Die Wahrnehmung unterscheidet sich bei Autisten zu Nicht-Autisten sehr. Dies macht sich im Alltag bemerkbar. So unterschiedlich Autisten vom Charakter her sind, so verschieden sind auch Anzahl und Intensität der auftretenden Barrieren und der Umgang damit. Was hier aus dem Alltag von Autisten erzählt wird ist eher als beispielhaft zu betrachten, auch wenn sich bestimmt einige darin wieder finden oder Eltern ihre Kinder darin erkennen. Was hier beschrieben wird kann aber auch gar nicht oder nur teilweise so sein. Der Alltag kann im Erleben auch gänzlich anders aussehen. 

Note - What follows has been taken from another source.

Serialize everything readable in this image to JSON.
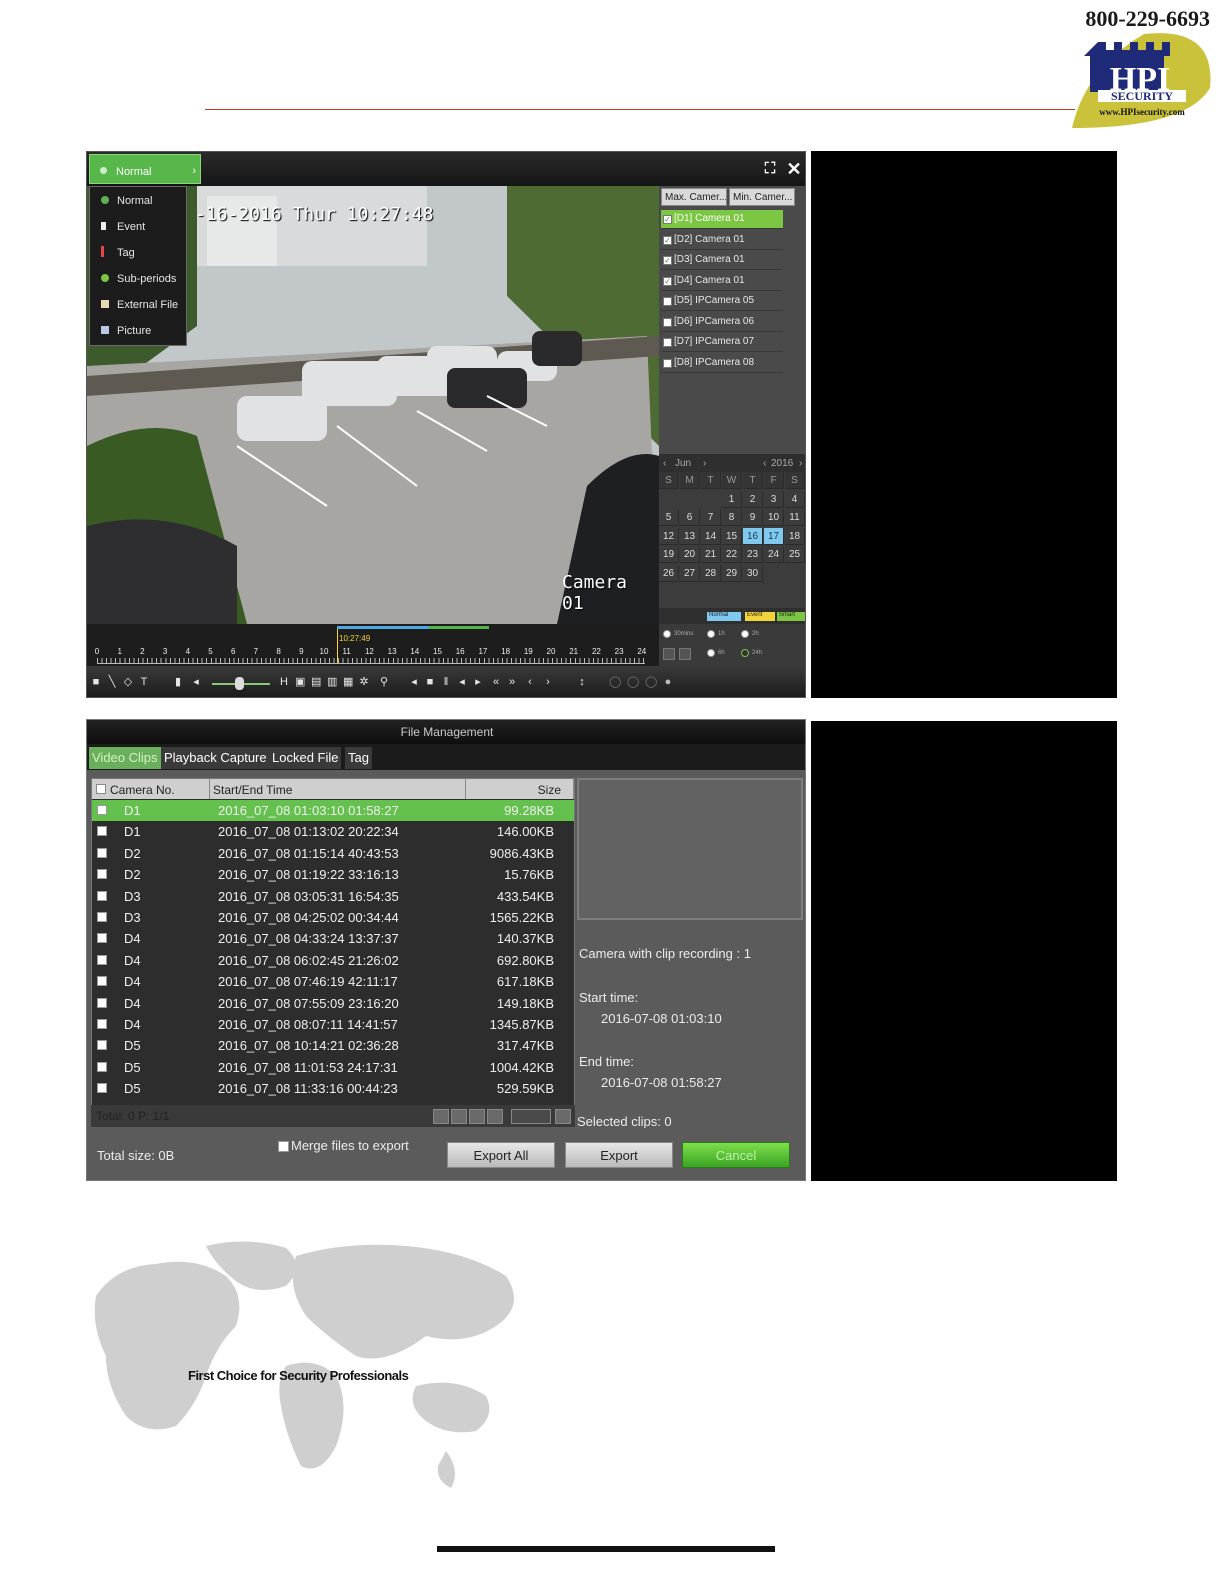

Für einen Teil der Autisten gleichen manche Tage ein wenig einem Puzzle z.B. beim Tisch decken. Es ist nun beim Tisch decken wie beim Puzzlen. Ist genügend Zeit und Ruhe, macht das Puzzlen große Freude. Mit viel Liebe und Geduld wird Teil für Teil zusammen gebaut. Doch kommt es zu Druck, Stress, Eile und Hektik, macht Puzzlen dann deutlich weniger Freude, oder es gelingt gar nicht mehr und wird auf wann anders verschoben. Müsste man unter großem Zeitdruck das Puzzle bauen, dann wäre es am besten, wenn alle Teile schon vor sortiert wären, damit man sie möglichst schnell und effektiv zusammen bekommt. Dann macht es vielleicht auch eine Weile Spass. Anders möglich wäre es dann aber nicht mehr. Aber selbst mit der besten Sortierung und Strategie wünscht man sich dann allerdings doch irgendwann, mal wieder  richtig gemütlich puzzlen zu können. So, wie man eigentlich gern puzzlet. Beim Tisch ist es ebenso. Steht man nun unter all der Anspannung durch Reizüberlastung z.B. ist es dann in dem Moment Halt gebend, wenn alles schon mal gemacht wurde, man weiß wo was liegt. Auch ist es dann leichter, wenn alles vom Ablauf genau gemacht wird wie immer, denn dann fließt das Ganze fix dahin. So kann man ohne nach zu denken alles zügig erledigen. Auf Dauer ist es allerdings sinnvoll, wenn man das auf diese Weise eher gelegentlich macht. Eben wenn es mal sein muss. Ansonsten kann man dann einfach in Ruhe gemütlich den Tisch decken, wie beim Puzzlen und nicht alles unter Hektik abläuft.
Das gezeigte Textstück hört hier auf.